Diffusion Approximation for Slow-Fast SDEs with State-Dependent Switching
Xiaobin Sun, Jue Wang, Yingchao Xie
TL;DR
We analyze diffusion approximation for slow-fast SDEs with state-dependent switching, showing the slow component $X^{\varepsilon}$ converges weakly to an averaged diffusion $\bar{X}$ as $\varepsilon\to0$, with coefficients derived via a Poisson equation tied to the fast Markov chain.
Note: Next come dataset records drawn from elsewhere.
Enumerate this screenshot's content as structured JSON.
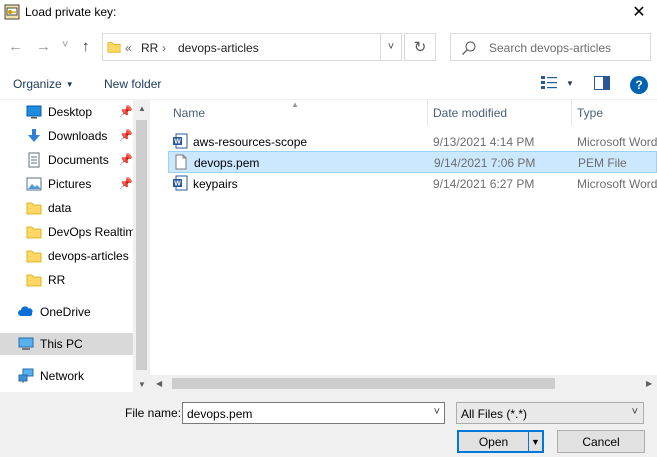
{
  "window": {
    "title": "Load private key:"
  },
  "nav": {
    "back": "←",
    "forward": "→",
    "history": "˅",
    "up": "↑",
    "path_prefix": "«",
    "breadcrumb": [
      "RR",
      "devops-articles"
    ],
    "separator": "›",
    "refresh": "↻",
    "address_dropdown": "˅",
    "search_placeholder": "Search devops-articles"
  },
  "toolbar": {
    "organize_label": "Organize",
    "new_folder_label": "New folder",
    "help": "?"
  },
  "sidebar": {
    "items": [
      {
        "label": "Desktop",
        "icon": "desktop-icon",
        "pinned": true
      },
      {
        "label": "Downloads",
        "icon": "downloads-icon",
        "pinned": true
      },
      {
        "label": "Documents",
        "icon": "documents-icon",
        "pinned": true
      },
      {
        "label": "Pictures",
        "icon": "pictures-icon",
        "pinned": true
      },
      {
        "label": "data",
        "icon": "folder-icon",
        "pinned": false
      },
      {
        "label": "DevOps Realtime",
        "icon": "folder-icon",
        "pinned": false
      },
      {
        "label": "devops-articles",
        "icon": "folder-icon",
        "pinned": false
      },
      {
        "label": "RR",
        "icon": "folder-icon",
        "pinned": false
      }
    ],
    "onedrive": "OneDrive",
    "this_pc": "This PC",
    "network": "Network",
    "pin_glyph": "📌"
  },
  "columns": {
    "name": "Name",
    "date": "Date modified",
    "type": "Type"
  },
  "files": [
    {
      "name": "aws-resources-scope",
      "date": "9/13/2021 4:14 PM",
      "type": "Microsoft Word D",
      "icon": "word-doc-icon",
      "selected": false
    },
    {
      "name": "devops.pem",
      "date": "9/14/2021 7:06 PM",
      "type": "PEM File",
      "icon": "file-icon",
      "selected": true
    },
    {
      "name": "keypairs",
      "date": "9/14/2021 6:27 PM",
      "type": "Microsoft Word D",
      "icon": "word-doc-icon",
      "selected": false
    }
  ],
  "footer": {
    "filename_label": "File name:",
    "filename_value": "devops.pem",
    "filter_value": "All Files (*.*)",
    "open_label": "Open",
    "cancel_label": "Cancel"
  },
  "colors": {
    "accent": "#0078d7",
    "selection": "#cce8ff",
    "folder": "#ffd866"
  }
}
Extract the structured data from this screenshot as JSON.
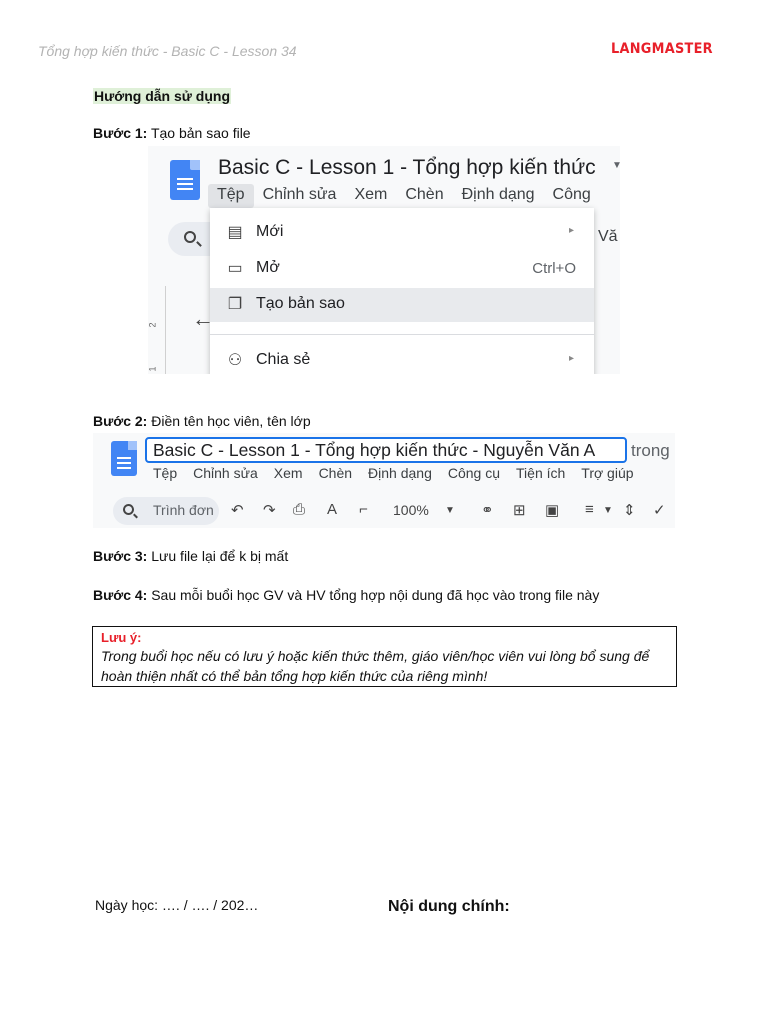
{
  "header": {
    "title": "Tổng hợp kiến thức - Basic C - Lesson 34",
    "brand": "LANGMASTER"
  },
  "guide": {
    "heading": "Hướng dẫn sử dụng",
    "steps": [
      {
        "label": "Bước 1:",
        "text": " Tạo bản sao file"
      },
      {
        "label": "Bước 2:",
        "text": " Điền tên học viên, tên lớp"
      },
      {
        "label": "Bước 3:",
        "text": " Lưu file lại để k bị mất"
      },
      {
        "label": "Bước 4:",
        "text": " Sau mỗi buổi học GV và HV tổng hợp nội dung đã học vào trong file này"
      }
    ]
  },
  "screenshot1": {
    "doc_title": "Basic C - Lesson 1 - Tổng hợp kiến thức",
    "menu": [
      "Tệp",
      "Chỉnh sửa",
      "Xem",
      "Chèn",
      "Định dạng",
      "Công"
    ],
    "right_fragment": "Vă",
    "ruler_marks": [
      "2",
      "1"
    ],
    "dropdown": [
      {
        "icon": "document-icon",
        "label": "Mới",
        "aux": "▸"
      },
      {
        "icon": "folder-icon",
        "label": "Mở",
        "aux": "Ctrl+O"
      },
      {
        "icon": "copy-icon",
        "label": "Tạo bản sao",
        "aux": ""
      },
      {
        "icon": "share-person-icon",
        "label": "Chia sẻ",
        "aux": "▸"
      }
    ]
  },
  "screenshot2": {
    "doc_title": "Basic C - Lesson 1 - Tổng hợp kiến thức - Nguyễn Văn A",
    "after_title": "trong",
    "menu": [
      "Tệp",
      "Chỉnh sửa",
      "Xem",
      "Chèn",
      "Định dạng",
      "Công cụ",
      "Tiện ích",
      "Trợ giúp"
    ],
    "search_label": "Trình đơn",
    "zoom": "100%"
  },
  "note": {
    "title": "Lưu ý:",
    "body": "Trong buổi học nếu có lưu ý hoặc kiến thức thêm, giáo viên/học viên vui lòng bổ sung để hoàn thiện nhất có thể bản tổng hợp kiến thức của riêng mình!"
  },
  "footer": {
    "study_date": "Ngày học: …. / …. / 202…",
    "main_content": "Nội dung chính:"
  }
}
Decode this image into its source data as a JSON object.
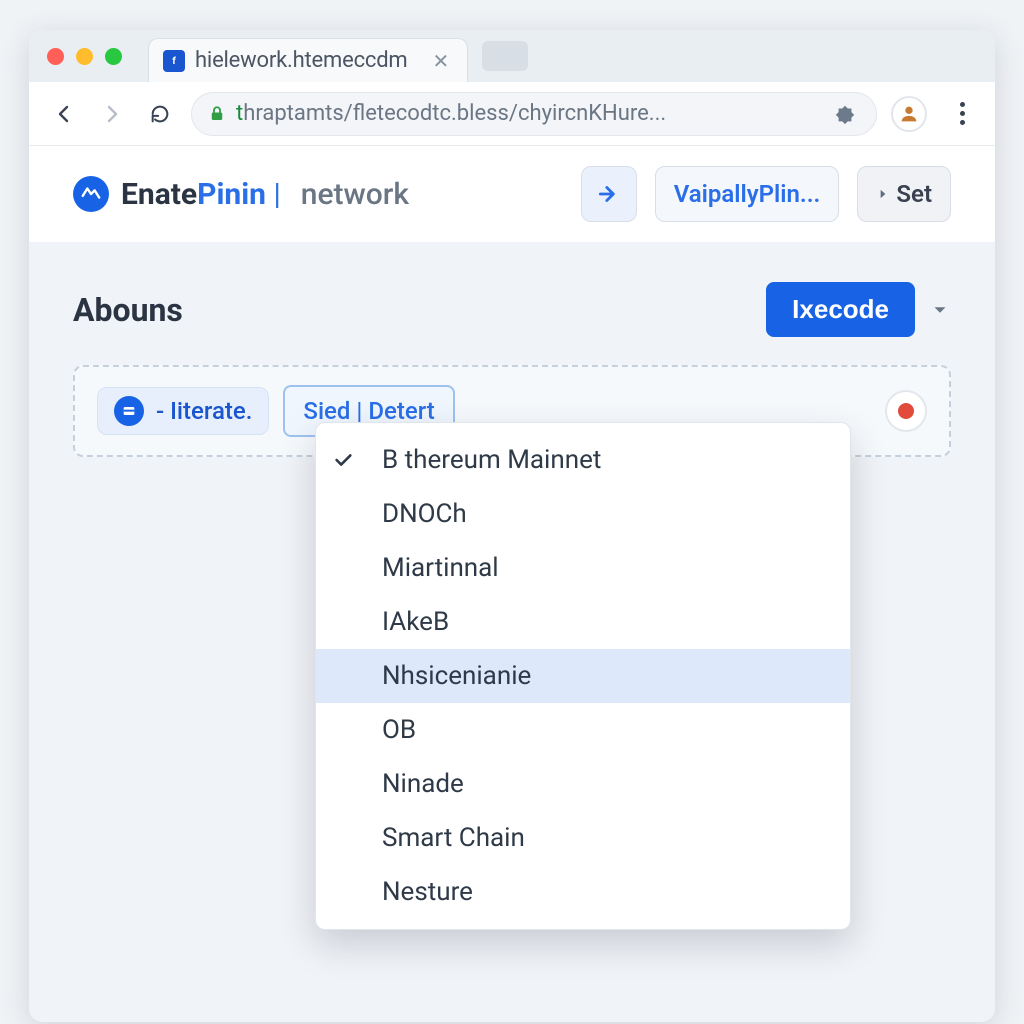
{
  "browser": {
    "tab_title": "hielework.htemeccdm",
    "address_green": "t",
    "address_rest_1": "hraptamts/",
    "address_rest_2": "fletecodtc.bless/",
    "address_rest_3": "chyircnKHure",
    "address_ellipsis": "..."
  },
  "header": {
    "brand_a": "Enate",
    "brand_b": "Pinin",
    "brand_bar": "|",
    "brand_c": "network",
    "wallet_label": "VaipallyPlin...",
    "set_label": "Set"
  },
  "section": {
    "title": "Abouns",
    "primary_button": "Ixecode"
  },
  "account_row": {
    "pill_label": "- Iiterate.",
    "network_select_label": "Sied | Detert"
  },
  "network_menu": {
    "options": [
      "B thereum Mainnet",
      "DNOCh",
      "Miartinnal",
      "IAkeB",
      "Nhsicenianie",
      "OB",
      "Ninade",
      "Smart Chain",
      "Nesture"
    ],
    "selected_index": 0,
    "highlight_index": 4
  }
}
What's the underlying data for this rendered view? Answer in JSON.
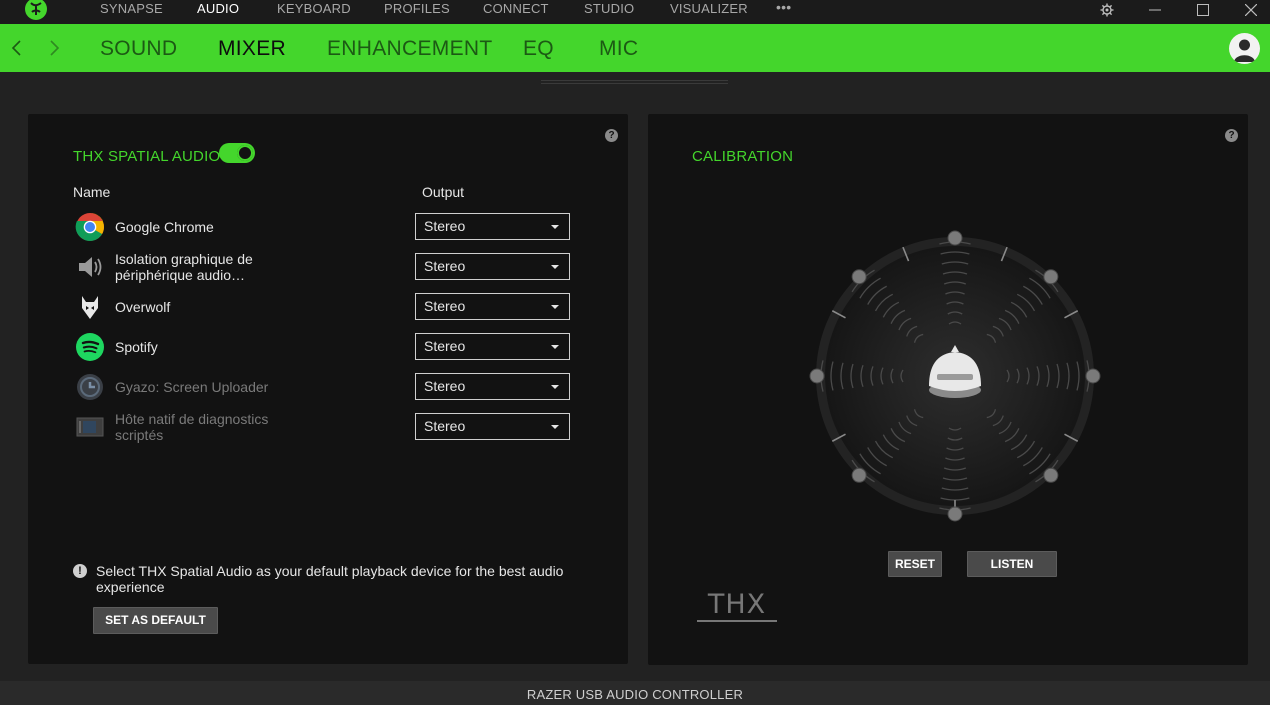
{
  "top_nav": {
    "items": [
      {
        "label": "SYNAPSE"
      },
      {
        "label": "AUDIO"
      },
      {
        "label": "KEYBOARD"
      },
      {
        "label": "PROFILES"
      },
      {
        "label": "CONNECT"
      },
      {
        "label": "STUDIO"
      },
      {
        "label": "VISUALIZER"
      }
    ],
    "more_label": "•••",
    "active": "AUDIO"
  },
  "sub_nav": {
    "items": [
      {
        "label": "SOUND"
      },
      {
        "label": "MIXER"
      },
      {
        "label": "ENHANCEMENT"
      },
      {
        "label": "EQ"
      },
      {
        "label": "MIC"
      }
    ],
    "active": "MIXER"
  },
  "colors": {
    "accent": "#44d62c",
    "panel": "#121212",
    "background": "#222222"
  },
  "mixer_panel": {
    "title": "THX SPATIAL AUDIO",
    "toggle_on": true,
    "help": "?",
    "col_name": "Name",
    "col_output": "Output",
    "apps": [
      {
        "name": "Google Chrome",
        "output": "Stereo",
        "icon": "chrome-icon",
        "dim": false
      },
      {
        "name": "Isolation graphique de périphérique audio…",
        "output": "Stereo",
        "icon": "speaker-icon",
        "dim": false
      },
      {
        "name": "Overwolf",
        "output": "Stereo",
        "icon": "overwolf-icon",
        "dim": false
      },
      {
        "name": "Spotify",
        "output": "Stereo",
        "icon": "spotify-icon",
        "dim": false
      },
      {
        "name": "Gyazo: Screen Uploader",
        "output": "Stereo",
        "icon": "gyazo-icon",
        "dim": true
      },
      {
        "name": "Hôte natif de diagnostics scriptés",
        "output": "Stereo",
        "icon": "diagnostics-icon",
        "dim": true
      }
    ],
    "info_icon": "!",
    "info_text": "Select THX Spatial Audio as your default playback device for the best audio experience",
    "set_default_label": "SET AS DEFAULT"
  },
  "calibration_panel": {
    "title": "CALIBRATION",
    "help": "?",
    "reset_label": "RESET",
    "listen_label": "LISTEN",
    "logo_text": "THX"
  },
  "status_bar": {
    "device": "RAZER USB AUDIO CONTROLLER"
  }
}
The approach combines Poisson-equation techniques with martingale problem arguments to prove the limit is the unique solution of $d\bar{X}_t=\bar{B}(\bar{X}_t)dt+\bar{\Sigma}^{1/2}(\bar{X}_t)d\bar{W}_t$, and establishes a weak convergence rate of $O(\varepsilon^{1/2})$ for smooth test functions, with a 1D example showing optimality. The work also provides a priori moment bounds and demonstrates well-posedness for the averaged equation, along with tightness and martingale-problem-based proofs for convergence in the path space. Altogether, it clarifies how state-dependent switching interacts with homogenization to modify drift and diffusion in the diffusion-approximation limit, advancing multi-scale analysis for Markov-switching systems.
Abstract
In this paper, we study the diffusion approximation for slow-fast stochastic differential equations with state-dependent switching, where the slow component $X^{\varepsilon}$ is the solution of a stochastic differential equation with additional homogenization term, while the fast component $α^{\varepsilon}$ is a switching process. We first prove the weak convergence of $\{X^\varepsilon\}_{0<\varepsilon\leq 1}$ to $\bar{X}$ in the space of continuous functions, as $\varepsilon\rightarrow 0$. Using the martingale problem approach and Poisson equation associated with a Markov chain, we identify this weak limiting process as the unique solution $\bar{X}$ of a new stochastic differential equation, which has new drift and diffusion terms that differ from those in the original equation. Next, we prove the order $1/2$ of weak convergence of $X^{\varepsilon}_t$ to $\bar{X}_t$ by applying suitable test functions $φ$, for any $t\in [0, T]$. Additionally, we provide an example to illustrate that the order we achieve is optimal.